The primary issue in McBride was the appropriate legal standard of causation in FELA cases. Injuries have countless causes. The law does not generally recognize all of of these causes as the basis for legal liability. At some point in the chain of events, the cause of an injury becomes too remote. This concept is usually referred to as “proximate” cause. Charles A. Rothfeld, Esq., the attorney who presented the oral argument on behalf of CSX in McBride, provided the Court with an extreme example of this concept. If I drive you from Washington, D.C. to New York, and I drive too fast, exceeding the speed limit, I am negligent. If you are injured because I get into an accident and hit another car, my negligence can be considered the proximate cause of your injuries, because the negligence directly causes the accident. Consider, alternatively, the case where we get to New York safely and at the precise moment you get out of the car you are struck by lightning. My negligence is technically a cause of your injury, because if I would have driven the speed limit you would not have been at that spot when lightning struck. In this situation my negligence would not be the proximate cause, however, because it is too remote from the event.

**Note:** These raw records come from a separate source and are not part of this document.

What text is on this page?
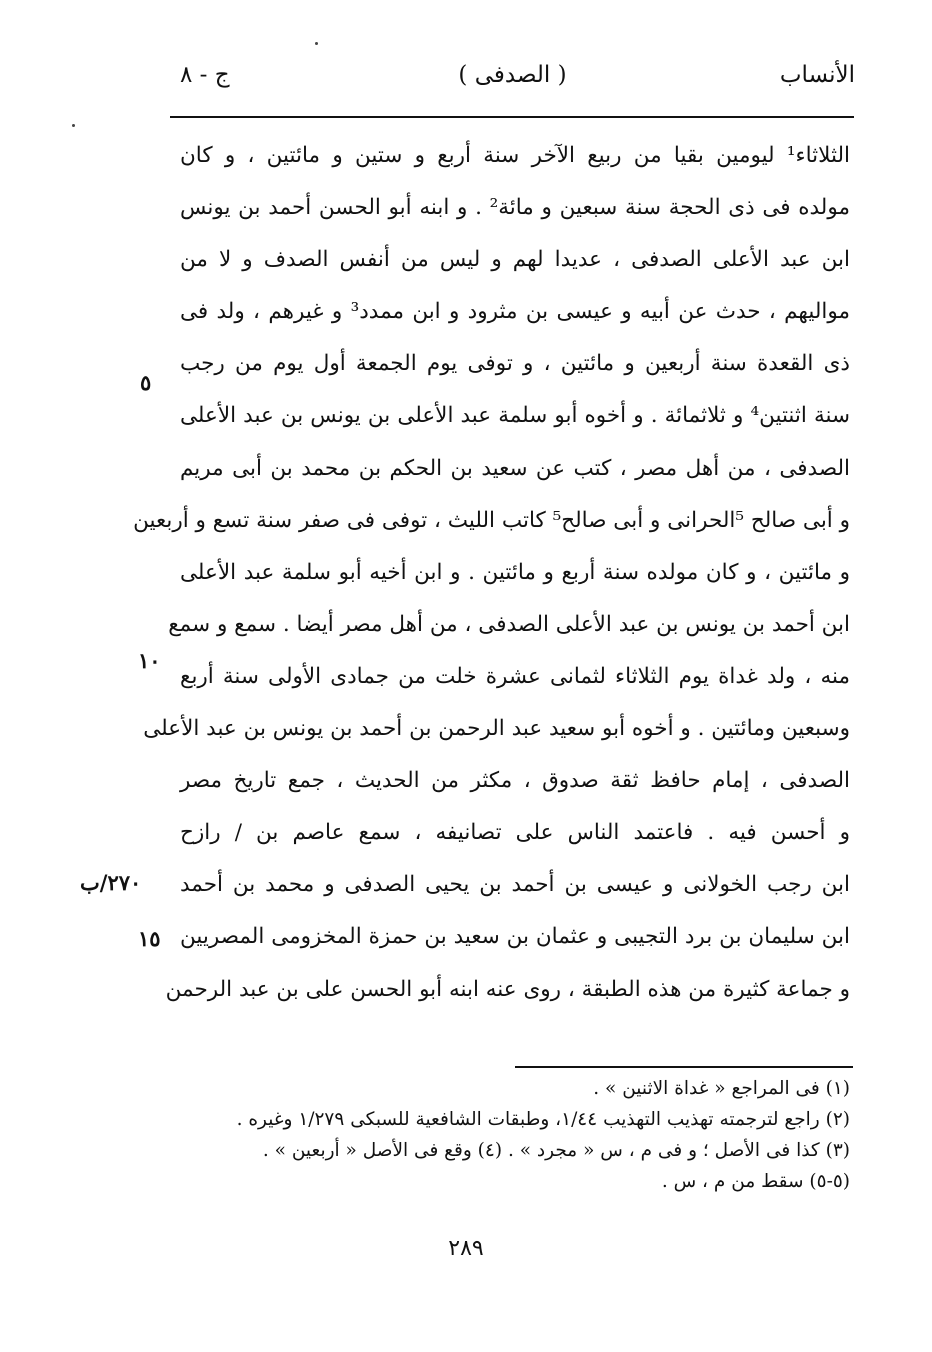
الأنساب
( الصدفى )
ج - ٨
الثلاثاء¹ ليومين بقيا من ربيع الآخر سنة أربع و ستين و مائتين ، و كان
مولده فى ذى الحجة سنة سبعين و مائة² . و ابنه أبو الحسن أحمد بن يونس
ابن عبد الأعلى الصدفى ، عديدا لهم و ليس من أنفس الصدف و لا من
مواليهم ، حدث عن أبيه و عيسى بن مثرود و ابن ممدد³ و غيرهم ، ولد فى
ذى القعدة سنة أربعين و مائتين ، و توفى يوم الجمعة أول يوم من رجب
سنة اثنتين⁴ و ثلاثمائة . و أخوه أبو سلمة عبد الأعلى بن يونس بن عبد الأعلى
الصدفى ، من أهل مصر ، كتب عن سعيد بن الحكم بن محمد بن أبى مريم
و أبى صالح ⁵الحرانى و أبى صالح⁵ كاتب الليث ، توفى فى صفر سنة تسع و أربعين
و مائتين ، و كان مولده سنة أربع و مائتين . و ابن أخيه أبو سلمة عبد الأعلى
ابن أحمد بن يونس بن عبد الأعلى الصدفى ، من أهل مصر أيضا . سمع و سمع
منه ، ولد غداة يوم الثلاثاء لثمانى عشرة خلت من جمادى الأولى سنة أربع
وسبعين ومائتين . و أخوه أبو سعيد عبد الرحمن بن أحمد بن يونس بن عبد الأعلى
الصدفى ، إمام حافظ ثقة صدوق ، مكثر من الحديث ، جمع تاريخ مصر
و أحسن فيه . فاعتمد الناس على تصانيفه ، سمع عاصم بن / رازح
ابن رجب الخولانى و عيسى بن أحمد بن يحيى الصدفى و محمد بن أحمد
ابن سليمان بن برد التجيبى و عثمان بن سعيد بن حمزة المخزومى المصريين
و جماعة كثيرة من هذه الطبقة ، روى عنه ابنه أبو الحسن على بن عبد الرحمن
٥
١٠
٢٧٠/ب
١٥
(١) فى المراجع « غداة الاثنين » .
(٢) راجع لترجمته تهذيب التهذيب ١/٤٤، وطبقات الشافعية للسبكى ١/٢٧٩ وغيره .
(٣) كذا فى الأصل ؛ و فى م ، س « مجرد » . (٤) وقع فى الأصل « أربعين » .
(٥-٥) سقط من م ، س .
٢٨٩
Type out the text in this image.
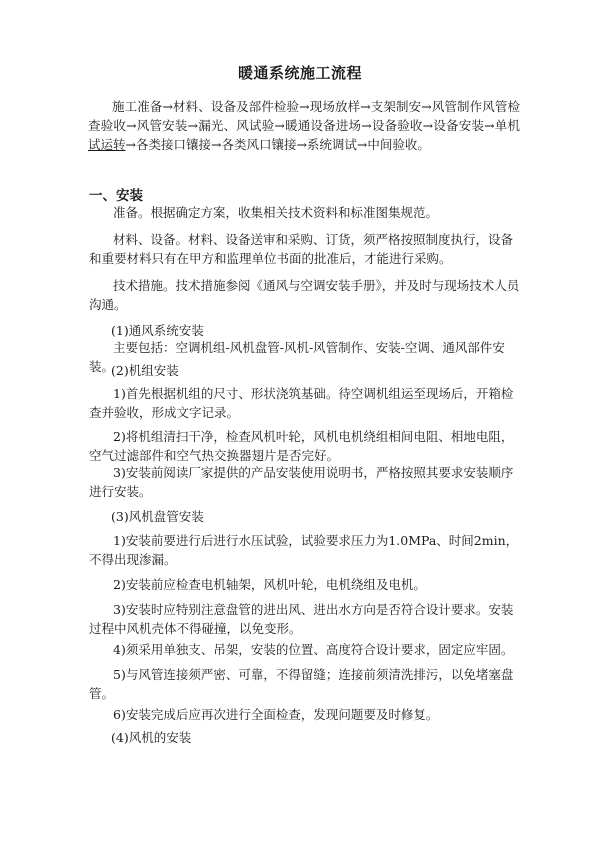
暖通系统施工流程
施工准备→材料、设备及部件检验→现场放样→支架制安→风管制作风管检查验收→风管安装→漏光、风试验→暖通设备进场→设备验收→设备安装→单机试运转→各类接口镶接→各类风口镶接→系统调试→中间验收。
一、安装
准备。根据确定方案，收集相关技术资料和标准图集规范。
材料、设备。材料、设备送审和采购、订货，须严格按照制度执行，设备和重要材料只有在甲方和监理单位书面的批准后，才能进行采购。
技术措施。技术措施参阅《通风与空调安装手册》，并及时与现场技术人员沟通。
(1)通风系统安装
主要包括：空调机组-风机盘管-风机-风管制作、安装-空调、通风部件安装。
(2)机组安装
1)首先根据机组的尺寸、形状浇筑基础。待空调机组运至现场后，开箱检查并验收，形成文字记录。
2)将机组清扫干净，检查风机叶轮，风机电机绕组相间电阻、相地电阻，空气过滤部件和空气热交换器翅片是否完好。
3)安装前阅读厂家提供的产品安装使用说明书，严格按照其要求安装顺序进行安装。
(3)风机盘管安装
1)安装前要进行后进行水压试验，试验要求压力为1.0MPa、时间2min，不得出现渗漏。
2)安装前应检查电机轴架，风机叶轮，电机绕组及电机。
3)安装时应特别注意盘管的进出风、进出水方向是否符合设计要求。安装过程中风机壳体不得碰撞，以免变形。
4)须采用单独支、吊架，安装的位置、高度符合设计要求，固定应牢固。
5)与风管连接须严密、可靠，不得留缝；连接前须清洗排污，以免堵塞盘管。
6)安装完成后应再次进行全面检查，发现问题要及时修复。
(4)风机的安装
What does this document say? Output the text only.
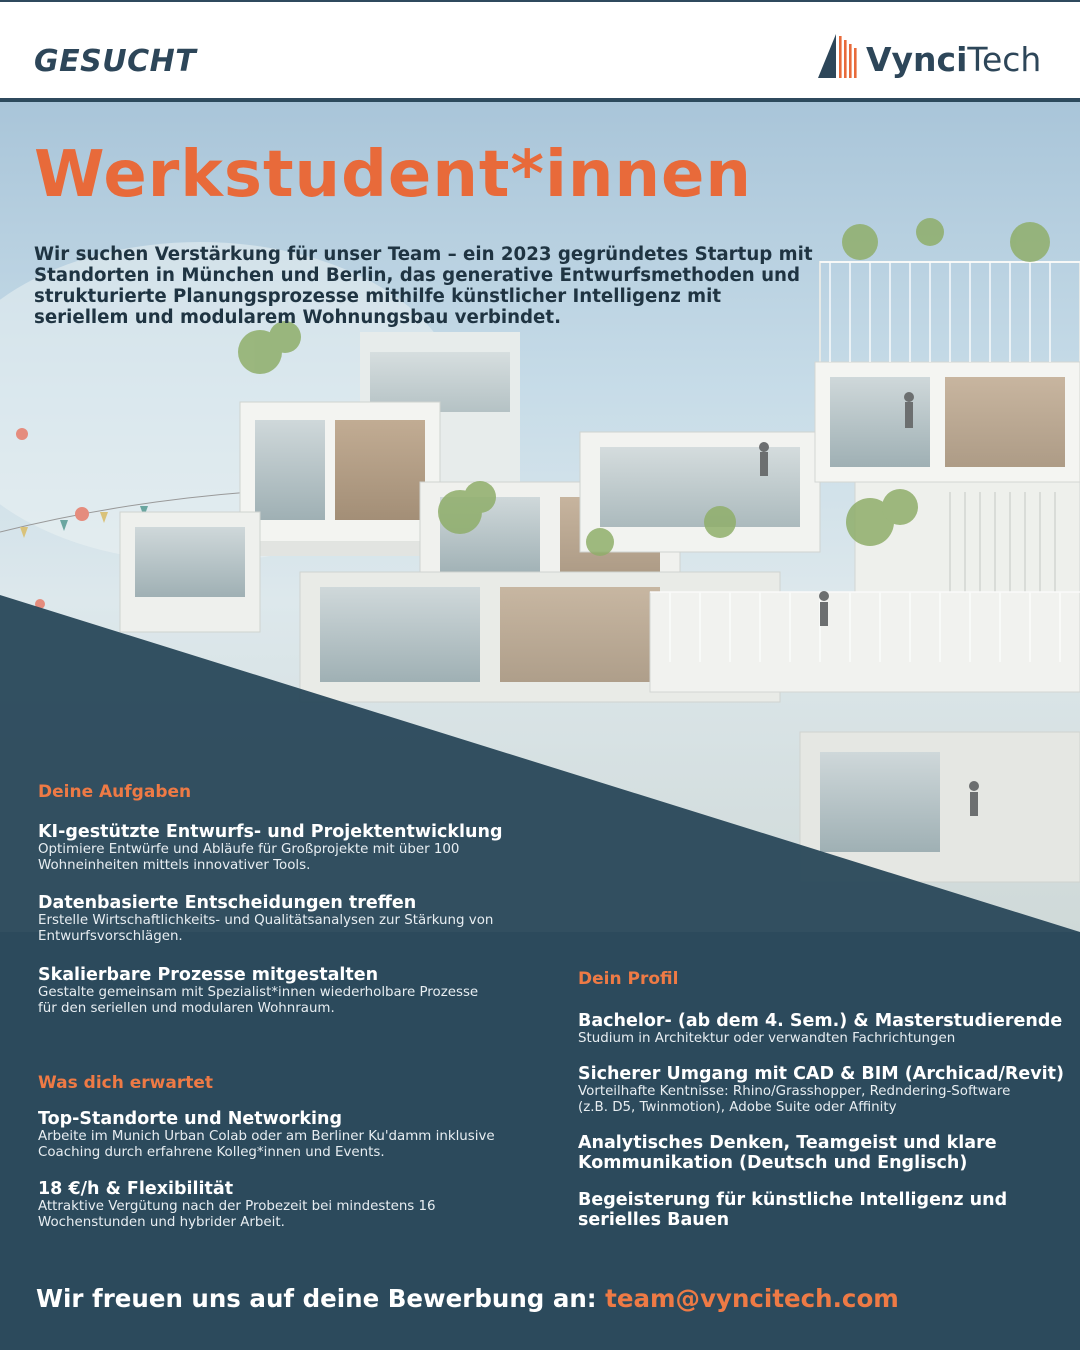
GESUCHT	VynciTech
Werkstudent*innen
Wir suchen Verstärkung für unser Team – ein 2023 gegründetes Startup mit Standorten in München und Berlin, das generative Entwurfsmethoden und strukturierte Planungsprozesse mithilfe künstlicher Intelligenz mit seriellem und modularem Wohnungsbau verbindet.
Deine Aufgaben
KI-gestützte Entwurfs- und Projektentwicklung
Optimiere Entwürfe und Abläufe für Großprojekte mit über 100 Wohneinheiten mittels innovativer Tools.
Datenbasierte Entscheidungen treffen
Erstelle Wirtschaftlichkeits- und Qualitätsanalysen zur Stärkung von Entwurfsvorschlägen.
Skalierbare Prozesse mitgestalten
Gestalte gemeinsam mit Spezialist*innen wiederholbare Prozesse für den seriellen und modularen Wohnraum.
Was dich erwartet
Top-Standorte und Networking
Arbeite im Munich Urban Colab oder am Berliner Ku'damm inklusive Coaching durch erfahrene Kolleg*innen und Events.
18 €/h & Flexibilität
Attraktive Vergütung nach der Probezeit bei mindestens 16 Wochenstunden und hybrider Arbeit.
Dein Profil
Bachelor- (ab dem 4. Sem.) & Masterstudierende
Studium in Architektur oder verwandten Fachrichtungen
Sicherer Umgang mit CAD & BIM (Archicad/Revit)
Vorteilhafte Kentnisse: Rhino/Grasshopper, Redndering-Software (z.B. D5, Twinmotion), Adobe Suite oder Affinity
Analytisches Denken, Teamgeist und klare Kommunikation (Deutsch und Englisch)
Begeisterung für künstliche Intelligenz und serielles Bauen
Wir freuen uns auf deine Bewerbung an: team@vyncitech.com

When Congress passed the FELA in 1908, it included language in the statute making the railroad liable in damages to any employee for an injury “resulting in whole or in part from the negligence” of the railroad. At that time, the railroad industry was extremely dangerous, causing 281,645 casualties in the year 1908 alone. (McBride, p. 4). Many injured employees were unable to recover damages from the railroad before the FELA because the law generally protected employers from such claims. Congress intended the FELA to change that and allow liberal recoveries to railroad employees. Given the “in whole or in part” language of the statute, and the humanitarian and remedial goals of Congress in enacting the FELA, courts have consistently held that a relaxed standard of causation applies under the FELA. (McBride, p. 5).
Last month in the McBride decision, the Supreme Court upheld that interpretation. Although the FELA still won’t allow recovery if a worker is struck by lightning in the example above, the worker does not have to prove that the railroad’s negligence is the direct and immediate cause of the incident causing his injuries. It is sufficient to show that the railroad’s negligence played any part, even in the slightest, in producing the injury.